Last month, we cast aspersions on the "January effect" as a predictive tool. And then the month turned out to be the best January for stocks since the 1990s.

Financial commentator Greg Heberlein and KPLU's Dave Meyer take a second look at January on this week's Money Matters.

The Dow Jones industrial average rose 5.8% last month, while the S&P 500 gained 5.1%. It was the best January for the Dow since 1994, and the best January for the S&P since 1997.

To many investors, that means stocks the rest of the year will rise. 

How well does this January Barometer work?

As a measure of down Januarys to down years, it predicts the right direction only about half the time. So you might as well flip a coin. This is the main reason we previously dismissed it as a serious predictive tool.

But, the evidence is a little more compelling for Januarys in which the stock market goes up.

Since 1938, when the Dow Jones industrial average rose in January, the market rose three-quarters of the time (77%).  On the face of it, that's impressive.

But what if you wait to see if the January market goes up, then invest? Again, it's impressive. In the rest of the year after an up January, the market rises 70 percent of the time (70.3%).

Looks like a slam dunk. This year, January was the best January since Bill Clinton was in the White House.

The statistics clearly state the odds are in the investor’s favor. 

Hold on a minute!
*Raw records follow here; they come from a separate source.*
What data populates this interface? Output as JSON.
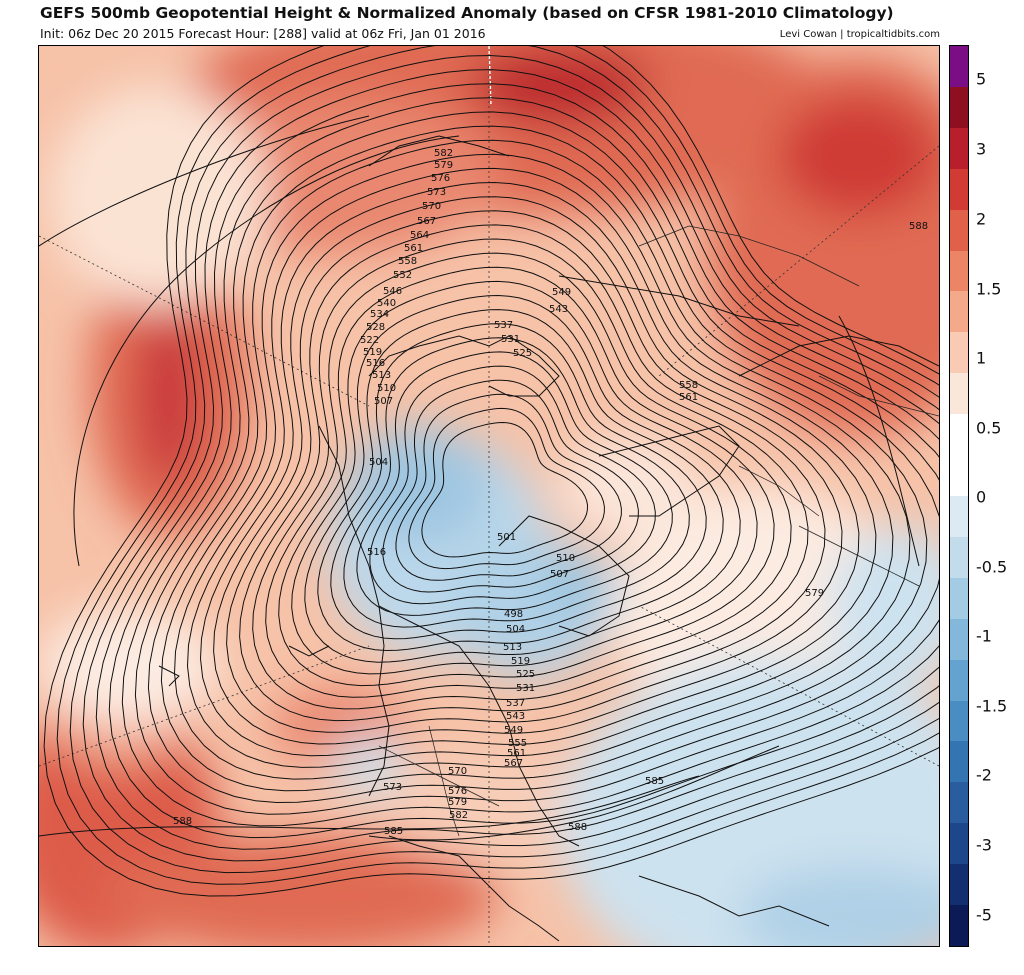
{
  "header": {
    "title": "GEFS 500mb Geopotential Height & Normalized Anomaly (based on CFSR 1981-2010 Climatology)",
    "subtitle": "Init: 06z Dec 20 2015   Forecast Hour: [288]   valid at 06z Fri, Jan 01 2016",
    "credit": "Levi Cowan | tropicaltidbits.com"
  },
  "colorbar": {
    "labels": [
      "5",
      "3",
      "2",
      "1.5",
      "1",
      "0.5",
      "0",
      "-0.5",
      "-1",
      "-1.5",
      "-2",
      "-3",
      "-5"
    ],
    "colors": [
      "#7b0d85",
      "#8e0f20",
      "#b81e2b",
      "#d13b33",
      "#e1604a",
      "#ec8466",
      "#f4a98a",
      "#f9cbb5",
      "#fbe6da",
      "#ffffff",
      "#ffffff",
      "#dceaf3",
      "#c2dcec",
      "#a3cbe3",
      "#84b8da",
      "#64a3d0",
      "#4a8dc3",
      "#3574b2",
      "#2a5d9f",
      "#1e468a",
      "#142f70",
      "#0c1b55"
    ]
  },
  "contours": {
    "labels": [
      "582",
      "579",
      "576",
      "573",
      "570",
      "567",
      "564",
      "561",
      "558",
      "552",
      "546",
      "540",
      "534",
      "528",
      "522",
      "519",
      "516",
      "513",
      "510",
      "507",
      "549",
      "543",
      "537",
      "531",
      "525",
      "504",
      "516",
      "501",
      "510",
      "507",
      "498",
      "504",
      "513",
      "519",
      "525",
      "531",
      "537",
      "543",
      "549",
      "555",
      "561",
      "567",
      "570",
      "573",
      "576",
      "579",
      "582",
      "585",
      "588",
      "588",
      "585",
      "588",
      "558",
      "561",
      "579"
    ]
  }
}
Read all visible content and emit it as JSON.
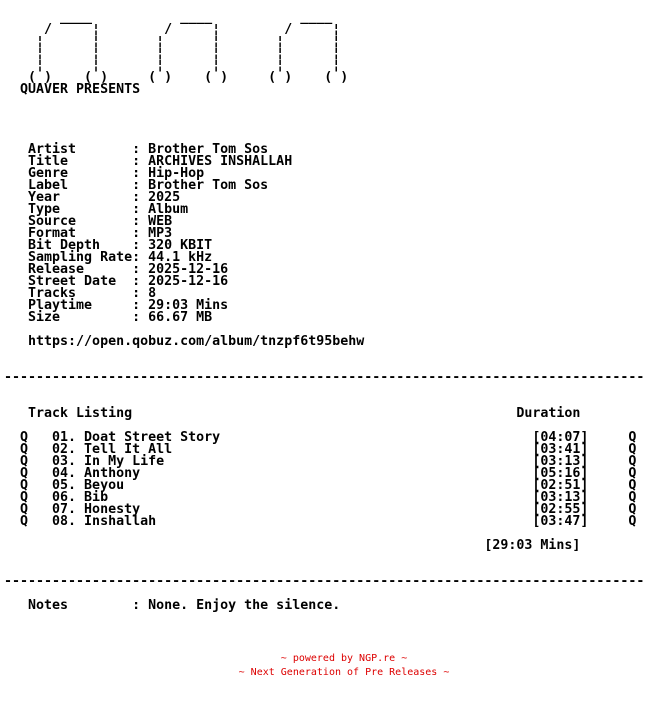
{
  "page": {
    "background": "#ffffff",
    "text_color": "#000000",
    "accent_red": "#dd0000"
  },
  "art": {
    "lines": [
      "       ____           ____           ____",
      "     /     ¦        /     ¦        /     ¦",
      "    ¦      ¦       ¦      ¦       ¦      ¦",
      "    ¦      ¦       ¦      ¦       ¦      ¦",
      "    ¦      ¦       ¦      ¦       ¦      ¦",
      "   ( )    ( )     ( )    ( )     ( )    ( )"
    ],
    "presents": "QUAVER PRESENTS"
  },
  "release_info": {
    "fields": [
      {
        "label": "Artist",
        "value": "Brother Tom Sos"
      },
      {
        "label": "Title",
        "value": "ARCHIVES INSHALLAH"
      },
      {
        "label": "Genre",
        "value": "Hip-Hop"
      },
      {
        "label": "Label",
        "value": "Brother Tom Sos"
      },
      {
        "label": "Year",
        "value": "2025"
      },
      {
        "label": "Type",
        "value": "Album"
      },
      {
        "label": "Source",
        "value": "WEB"
      },
      {
        "label": "Format",
        "value": "MP3"
      },
      {
        "label": "Bit Depth",
        "value": "320 KBIT"
      },
      {
        "label": "Sampling Rate",
        "value": "44.1 kHz"
      },
      {
        "label": "Release",
        "value": "2025-12-16"
      },
      {
        "label": "Street Date",
        "value": "2025-12-16"
      },
      {
        "label": "Tracks",
        "value": "8"
      },
      {
        "label": "Playtime",
        "value": "29:03 Mins"
      },
      {
        "label": "Size",
        "value": "66.67 MB"
      }
    ],
    "url": "https://open.qobuz.com/album/tnzpf6t95behw"
  },
  "tracklist": {
    "heading": "Track Listing",
    "duration_heading": "Duration",
    "row_marker": "Q",
    "items": [
      {
        "num": "01",
        "title": "Doat Street Story",
        "duration": "04:07"
      },
      {
        "num": "02",
        "title": "Tell It All",
        "duration": "03:41"
      },
      {
        "num": "03",
        "title": "In My Life",
        "duration": "03:13"
      },
      {
        "num": "04",
        "title": "Anthony",
        "duration": "05:16"
      },
      {
        "num": "05",
        "title": "Beyou",
        "duration": "02:51"
      },
      {
        "num": "06",
        "title": "Bib",
        "duration": "03:13"
      },
      {
        "num": "07",
        "title": "Honesty",
        "duration": "02:55"
      },
      {
        "num": "08",
        "title": "Inshallah",
        "duration": "03:47"
      }
    ],
    "total": "29:03 Mins"
  },
  "notes": {
    "label": "Notes",
    "value": "None. Enjoy the silence."
  },
  "footer": {
    "line1": "~ powered by NGP.re ~",
    "line2": "~ Next Generation of Pre Releases ~"
  }
}
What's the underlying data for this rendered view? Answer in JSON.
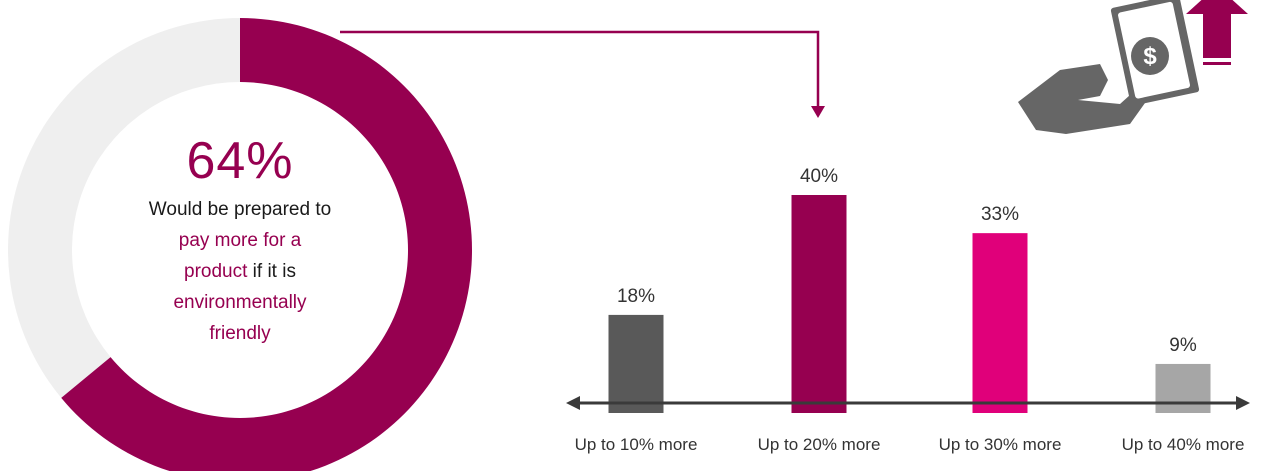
{
  "colors": {
    "donut_fill": "#960050",
    "donut_track": "#efefef",
    "connector": "#960050",
    "axis": "#3a3a3a",
    "icon_gray": "#666666"
  },
  "donut": {
    "value_label": "64%",
    "lines": [
      [
        {
          "text": "Would be prepared to",
          "hl": false
        }
      ],
      [
        {
          "text": "pay more for a",
          "hl": true
        }
      ],
      [
        {
          "text": "product",
          "hl": true
        },
        {
          "text": " if it is",
          "hl": false
        }
      ],
      [
        {
          "text": "environmentally",
          "hl": true
        }
      ],
      [
        {
          "text": "friendly",
          "hl": true
        }
      ]
    ]
  },
  "icon": {
    "name": "hand-holding-money-arrow-up-icon"
  },
  "chart_data": [
    {
      "type": "pie",
      "variant": "donut",
      "slices": [
        {
          "label": "Would be prepared to pay more for a product if it is environmentally friendly",
          "value": 64,
          "color": "#960050"
        },
        {
          "label": "",
          "value": 36,
          "color": "#efefef"
        }
      ],
      "center_label": "64%"
    },
    {
      "type": "bar",
      "categories": [
        "Up to 10% more",
        "Up to 20% more",
        "Up to 30% more",
        "Up to 40% more"
      ],
      "values": [
        18,
        40,
        33,
        9
      ],
      "value_labels": [
        "18%",
        "40%",
        "33%",
        "9%"
      ],
      "colors": [
        "#595959",
        "#960050",
        "#e0007a",
        "#a6a6a6"
      ],
      "ylim": [
        0,
        40
      ],
      "grid": false,
      "legend": "none"
    }
  ]
}
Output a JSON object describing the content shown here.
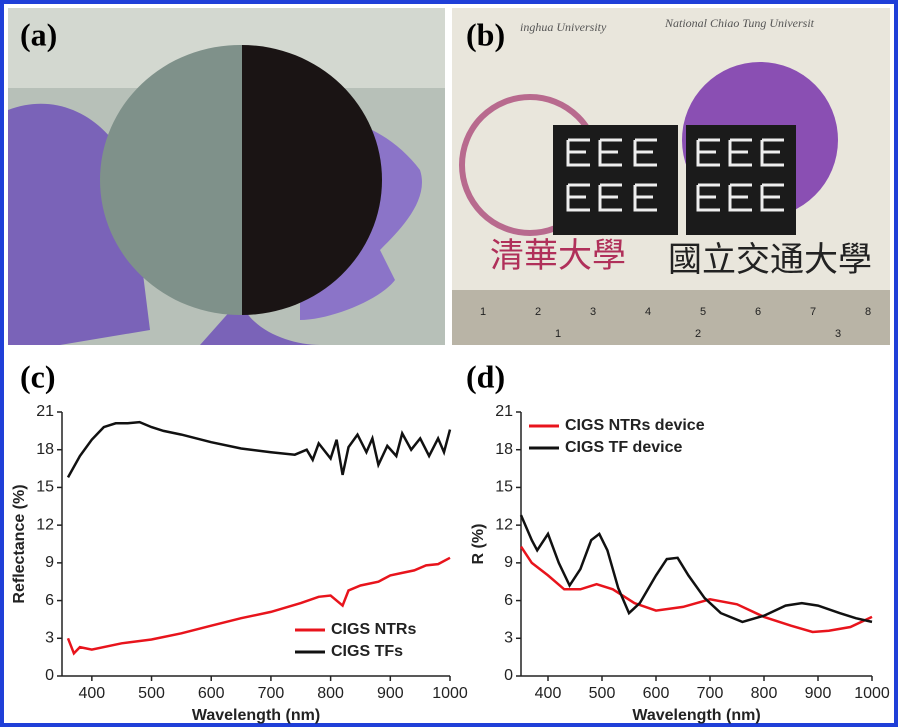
{
  "panels": [
    "(a)",
    "(b)",
    "(c)",
    "(d)"
  ],
  "photo_b": {
    "left_caption": "inghua University",
    "right_caption": "National Chiao Tung Universit",
    "left_chinese": "清華大學",
    "right_chinese": "國立交通大學",
    "ruler_top": [
      "1",
      "2",
      "3",
      "4",
      "5",
      "6",
      "7",
      "8"
    ],
    "ruler_bottom": [
      "1",
      "2",
      "3"
    ]
  },
  "chart_data": [
    {
      "type": "line",
      "xlabel": "Wavelength (nm)",
      "ylabel": "Reflectance (%)",
      "xlim": [
        350,
        1000
      ],
      "xticks": [
        400,
        500,
        600,
        700,
        800,
        900,
        1000
      ],
      "ylim": [
        0,
        21
      ],
      "yticks": [
        0,
        3,
        6,
        9,
        12,
        15,
        18,
        21
      ],
      "legend": "lower right",
      "series": [
        {
          "name": "CIGS NTRs",
          "color": "#e8141c",
          "x": [
            360,
            370,
            380,
            400,
            450,
            500,
            550,
            600,
            650,
            700,
            750,
            780,
            800,
            810,
            820,
            830,
            850,
            880,
            900,
            920,
            940,
            960,
            980,
            1000
          ],
          "values": [
            3.0,
            1.8,
            2.3,
            2.1,
            2.6,
            2.9,
            3.4,
            4.0,
            4.6,
            5.1,
            5.8,
            6.3,
            6.4,
            6.0,
            5.6,
            6.8,
            7.2,
            7.5,
            8.0,
            8.2,
            8.4,
            8.8,
            8.9,
            9.4
          ]
        },
        {
          "name": "CIGS TFs",
          "color": "#111111",
          "x": [
            360,
            380,
            400,
            420,
            440,
            460,
            480,
            500,
            520,
            550,
            600,
            650,
            700,
            740,
            760,
            770,
            780,
            800,
            810,
            820,
            830,
            845,
            860,
            870,
            880,
            895,
            910,
            920,
            935,
            950,
            965,
            980,
            990,
            1000
          ],
          "values": [
            15.8,
            17.5,
            18.8,
            19.8,
            20.1,
            20.1,
            20.2,
            19.8,
            19.5,
            19.2,
            18.6,
            18.1,
            17.8,
            17.6,
            18.0,
            17.2,
            18.5,
            17.3,
            18.8,
            16.0,
            18.2,
            19.2,
            17.8,
            18.9,
            16.8,
            18.3,
            17.5,
            19.3,
            18.0,
            18.9,
            17.5,
            18.9,
            17.8,
            19.6
          ]
        }
      ]
    },
    {
      "type": "line",
      "xlabel": "Wavelength (nm)",
      "ylabel": "R (%)",
      "xlim": [
        350,
        1000
      ],
      "xticks": [
        400,
        500,
        600,
        700,
        800,
        900,
        1000
      ],
      "ylim": [
        0,
        21
      ],
      "yticks": [
        0,
        3,
        6,
        9,
        12,
        15,
        18,
        21
      ],
      "legend": "upper left",
      "series": [
        {
          "name": "CIGS NTRs device",
          "color": "#e8141c",
          "x": [
            350,
            370,
            400,
            430,
            460,
            490,
            520,
            560,
            600,
            650,
            700,
            750,
            800,
            850,
            890,
            920,
            960,
            1000
          ],
          "values": [
            10.3,
            9.0,
            8.0,
            6.9,
            6.9,
            7.3,
            6.9,
            5.8,
            5.2,
            5.5,
            6.1,
            5.7,
            4.7,
            4.0,
            3.5,
            3.6,
            3.9,
            4.7
          ]
        },
        {
          "name": "CIGS TF device",
          "color": "#111111",
          "x": [
            350,
            370,
            380,
            400,
            420,
            440,
            460,
            480,
            495,
            510,
            530,
            550,
            570,
            600,
            620,
            640,
            660,
            690,
            720,
            760,
            800,
            840,
            870,
            900,
            940,
            970,
            1000
          ],
          "values": [
            12.8,
            10.8,
            10.0,
            11.3,
            9.0,
            7.2,
            8.5,
            10.8,
            11.3,
            10.0,
            7.0,
            5.0,
            5.8,
            8.0,
            9.3,
            9.4,
            8.0,
            6.2,
            5.0,
            4.3,
            4.8,
            5.6,
            5.8,
            5.6,
            5.0,
            4.6,
            4.3
          ]
        }
      ]
    }
  ]
}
Compare the January Barometer to just any year for stocks. 

Seventy percent of the time (68.9% since 1938), the stock market has risen.

So following the January Barometer gives you an ever-so-modest edge.

But if you wait until January is over, the chance of an up year for the remaining 11 months is virtually even with what every year’s outcome is.

Aside from the January effect, there are good fundamental reasons to support an up year. Employment and the overall economy are on the rise. Corporate profits continue to march higher. The government seems to be making inroads on the nation’s historically high debt. The European financial crisis has calmed down considerably.

But face it, who buys stocks for a precise 11-month or 12-month period?

If it's your intent to gamble on short-term market swings, why wait for a whole year to elapse? 

Pick the market’s best three-month stretch – November, December and January. On average, those three months generate a gain of more than 4 percent. That’s about half of a year’s normal return.  

Or try this. If roughly three-quarter’s of the time the market goes up, don’t try to miss the bad periods.  Stick to the buy-and-hold policy and count on excellent returns over time.